De heroïne uit Zuidoost-Azië wordt vooral naar de Verenigde Staten gebracht door bolletjesslikkers op commerciële vluchten. De meeste heroïne wordt gebracht naar Californië en Hawaï, maar kleinere hoeveelheden worden ook gebracht naar New York en Washington. Smokkelaars die in de jaren zeventig in Amerikaanse gevangenissen in detentie zaten, bouwden contacten op met Aziatische gevangenen. Hierdoor ontstonden er groepen die probeerden drugs te smokkelen, waardoor het smokkelen van drugs gemakkelijker werd.
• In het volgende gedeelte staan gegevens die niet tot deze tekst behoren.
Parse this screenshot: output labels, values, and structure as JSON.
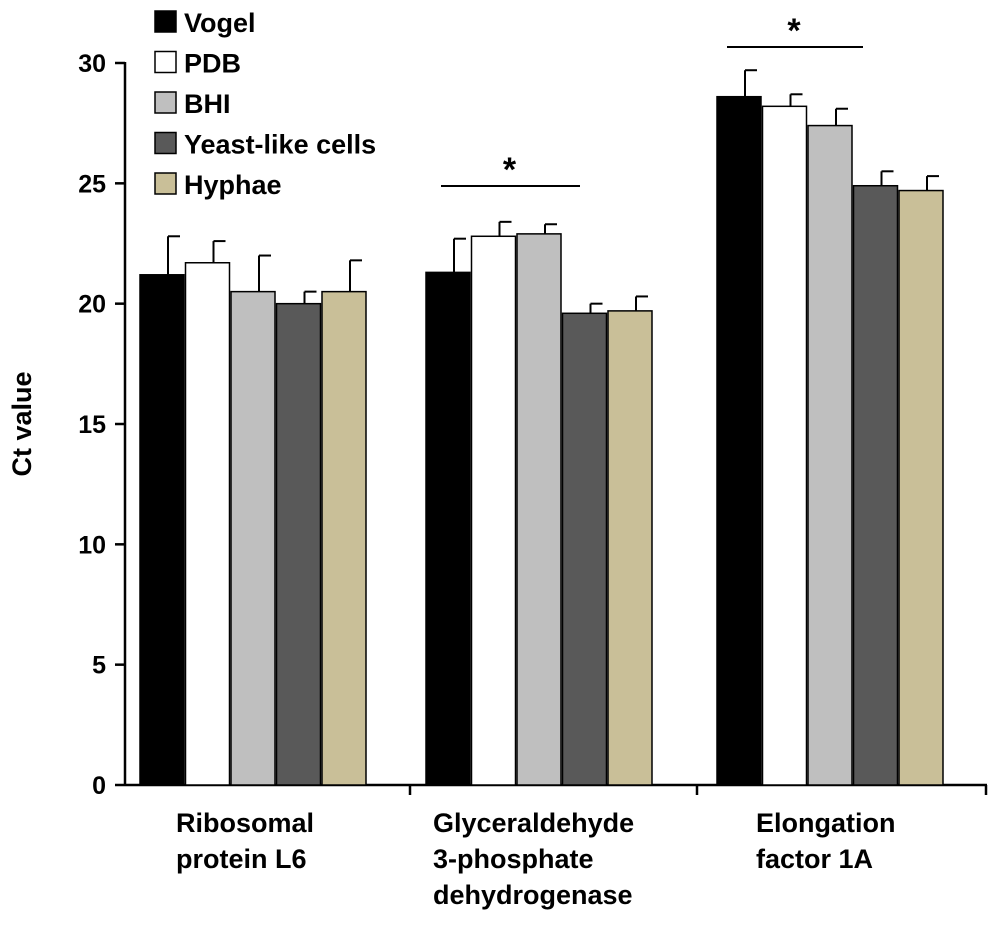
{
  "chart_data": {
    "type": "bar",
    "title": "",
    "xlabel": "",
    "ylabel": "Ct value",
    "ylim": [
      0,
      30
    ],
    "yticks": [
      0,
      5,
      10,
      15,
      20,
      25,
      30
    ],
    "grid": false,
    "legend_position": "top-left",
    "categories": [
      [
        "Ribosomal",
        "protein L6"
      ],
      [
        "Glyceraldehyde",
        "3-phosphate",
        "dehydrogenase"
      ],
      [
        "Elongation",
        "factor 1A"
      ]
    ],
    "series": [
      {
        "name": "Vogel",
        "color": "#000000",
        "values": [
          21.2,
          21.3,
          28.6
        ],
        "errors": [
          1.6,
          1.4,
          1.1
        ]
      },
      {
        "name": "PDB",
        "color": "#ffffff",
        "values": [
          21.7,
          22.8,
          28.2
        ],
        "errors": [
          0.9,
          0.6,
          0.5
        ]
      },
      {
        "name": "BHI",
        "color": "#bfbfbf",
        "values": [
          20.5,
          22.9,
          27.4
        ],
        "errors": [
          1.5,
          0.4,
          0.7
        ]
      },
      {
        "name": "Yeast-like cells",
        "color": "#595959",
        "values": [
          20.0,
          19.6,
          24.9
        ],
        "errors": [
          0.5,
          0.4,
          0.6
        ]
      },
      {
        "name": "Hyphae",
        "color": "#c9bf98",
        "values": [
          20.5,
          19.7,
          24.7
        ],
        "errors": [
          1.3,
          0.6,
          0.6
        ]
      }
    ],
    "annotations": [
      {
        "text": "*",
        "category_index": 1,
        "meaning": "significance"
      },
      {
        "text": "*",
        "category_index": 2,
        "meaning": "significance"
      }
    ]
  }
}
De afgelopen jaren wordt er vooral gehandeld in Yabaa en methamfetamine, ook naar de Verenigde Staten.

De Chinese moslimgroepering Panthay is dezelfde etnische groep als de Chinese moslimgroepering Chin Haw. Beide zijn afstammelingen van de Chinese Hui-moslim-immigranten uit de provincie Yunnan in China. Ze werken in de drugshandel vaak samen. Zowel Chinese moslims als niet-moslims van de Chin Haw-groepering en van de Panthay-groepering staan bekend als leden van geheime triaden, samen met andere Chinese groepen in Thailand, zoals de TeoChiew, Hakka en de 14K-triade. Ma Hseuh-fu, uit de provincie Yunnan, was een van de prominentste Chin Haw-heroïnedrugsbaronnen.

Een Panthay uit Myanmar genaamd Ma Zhengwen hielp de Han-Chinese drugsbaron Khun Sa met de verkoop van zijn heroïne in het noorden van Thailand. Zij creëerden ook geheime drugsroutes om de internationale markt te bereiken met contacten om drugs te smokkelen uit Myanmar via het zuiden van China.